4. The Sisyphus Stones
You’ve heard of Stonehenge, but did you know there’s an equally impressive array right outside of the city? The Sisyphus Stones are located along the banks of the Hudson River in Fort Washington Park. First appearing in July 2017, these stones are arranged and balanced to look like a crowd of people.
Created by local artist Uliks Gryka, they stand in watch over the skyline, and due to the ebb and flow of the water, their form sometimes changes. As such, there are signs to keep away (especially children) as the rocks are not secured in place by anything except the magic of gravity.
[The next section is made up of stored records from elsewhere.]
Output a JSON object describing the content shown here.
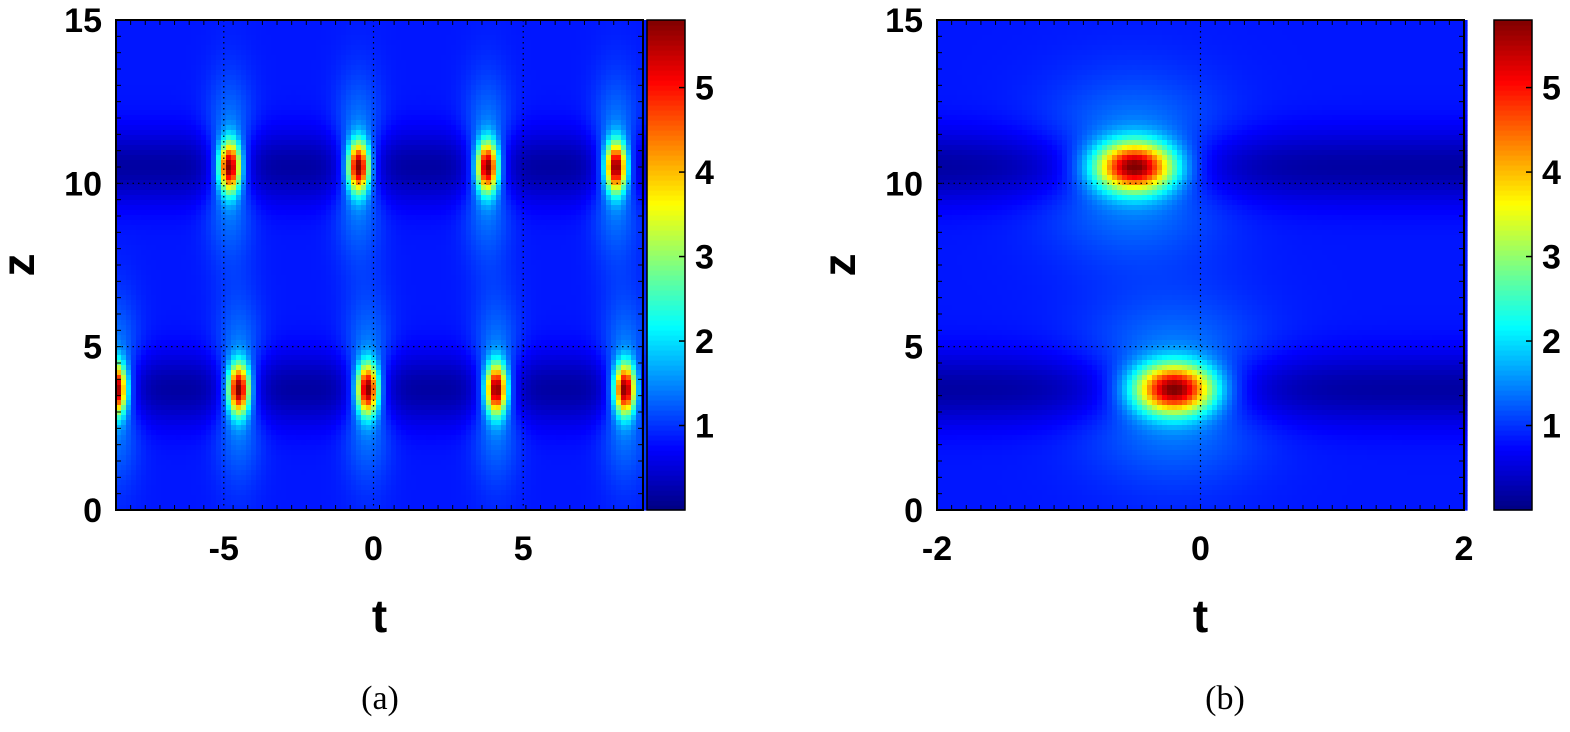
{
  "chart_data": [
    {
      "type": "heatmap",
      "caption": "(a)",
      "xlabel": "t",
      "ylabel": "z",
      "xlim": [
        -8.6,
        9.0
      ],
      "ylim": [
        0,
        15
      ],
      "xticks": [
        -5,
        0,
        5
      ],
      "xtick_labels": [
        "-5",
        "0",
        "5"
      ],
      "yticks": [
        0,
        5,
        10,
        15
      ],
      "ytick_labels": [
        "0",
        "5",
        "10",
        "15"
      ],
      "grid_x": [
        -5,
        0,
        5
      ],
      "grid_y": [
        5,
        10
      ],
      "colorbar": {
        "min": 0,
        "max": 5.8,
        "ticks": [
          1,
          2,
          3,
          4,
          5
        ],
        "tick_labels": [
          "1",
          "2",
          "3",
          "4",
          "5"
        ],
        "colormap": "jet"
      },
      "background_level": 0.85,
      "peaks": [
        {
          "t": -8.6,
          "z": 3.7,
          "value": 5.6
        },
        {
          "t": -4.5,
          "z": 3.7,
          "value": 5.6
        },
        {
          "t": -0.2,
          "z": 3.7,
          "value": 5.6
        },
        {
          "t": 4.1,
          "z": 3.7,
          "value": 5.6
        },
        {
          "t": 8.4,
          "z": 3.7,
          "value": 5.6
        },
        {
          "t": -4.8,
          "z": 10.5,
          "value": 5.6
        },
        {
          "t": -0.5,
          "z": 10.5,
          "value": 5.6
        },
        {
          "t": 3.8,
          "z": 10.5,
          "value": 5.6
        },
        {
          "t": 8.1,
          "z": 10.5,
          "value": 5.6
        }
      ],
      "dark_bands_z": [
        3.7,
        10.5
      ],
      "peak_width_t": 0.35,
      "peak_width_z": 0.75
    },
    {
      "type": "heatmap",
      "caption": "(b)",
      "xlabel": "t",
      "ylabel": "z",
      "xlim": [
        -2,
        2
      ],
      "ylim": [
        0,
        15
      ],
      "xticks": [
        -2,
        0,
        2
      ],
      "xtick_labels": [
        "-2",
        "0",
        "2"
      ],
      "yticks": [
        0,
        5,
        10,
        15
      ],
      "ytick_labels": [
        "0",
        "5",
        "10",
        "15"
      ],
      "grid_x": [
        0
      ],
      "grid_y": [
        5,
        10
      ],
      "colorbar": {
        "min": 0,
        "max": 5.8,
        "ticks": [
          1,
          2,
          3,
          4,
          5
        ],
        "tick_labels": [
          "1",
          "2",
          "3",
          "4",
          "5"
        ],
        "colormap": "jet"
      },
      "background_level": 0.85,
      "peaks": [
        {
          "t": -0.5,
          "z": 10.5,
          "value": 5.6
        },
        {
          "t": -0.2,
          "z": 3.7,
          "value": 5.6
        }
      ],
      "dark_bands_z": [
        3.7,
        10.5
      ],
      "peak_width_t": 0.3,
      "peak_width_z": 0.75
    }
  ]
}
5. The Bathroom at Bryant Park
You read that right. One of our top-five must-see, quirky things to in NYC is to visit a public restroom. As a general rule, when you see a public restroom while walking along the city, it’s usually in your best interest to frequent it, as they can be few and far between. This is especially true if you find yourself near Bryant Park. Tiny in scale with only two stalls for men and three for women, the bathroom is big on style and luxury.
Thanks to funding by private donors and a 2017 renovation, the bathroom boasts fresh-cut flowers, real paintings of the park created by local artists, a classical music soundtrack and attendants ready to help.
The oversized windows are decked out with frosted glass, creating a pretty light in the room and the bathroom fixtures themselves are the same style and brand installed at the Museum of Modern Art (MoMA). One rumor is that the attendants are regularly sent out to “scope out” the competition at other high-end hotspots, including the Waldorf-Astoria and the Met, to see how Bryant Park can keep pace with its powder room counterparts.
Delighting in the Different
The next time you find yourself wondering what to do in this fascinating city, know that you’re never at a shortage of culturally rich, intriguing, and exciting oddities. Whether you choose to see the city with others or opt for a solo adventure, there are plenty of hotspots to see, places to visit, and memories to make. Sights like these are part of the magic of NYC, so soak them up and include them in your itinerary, right alongside the Empire State Building and Central Park.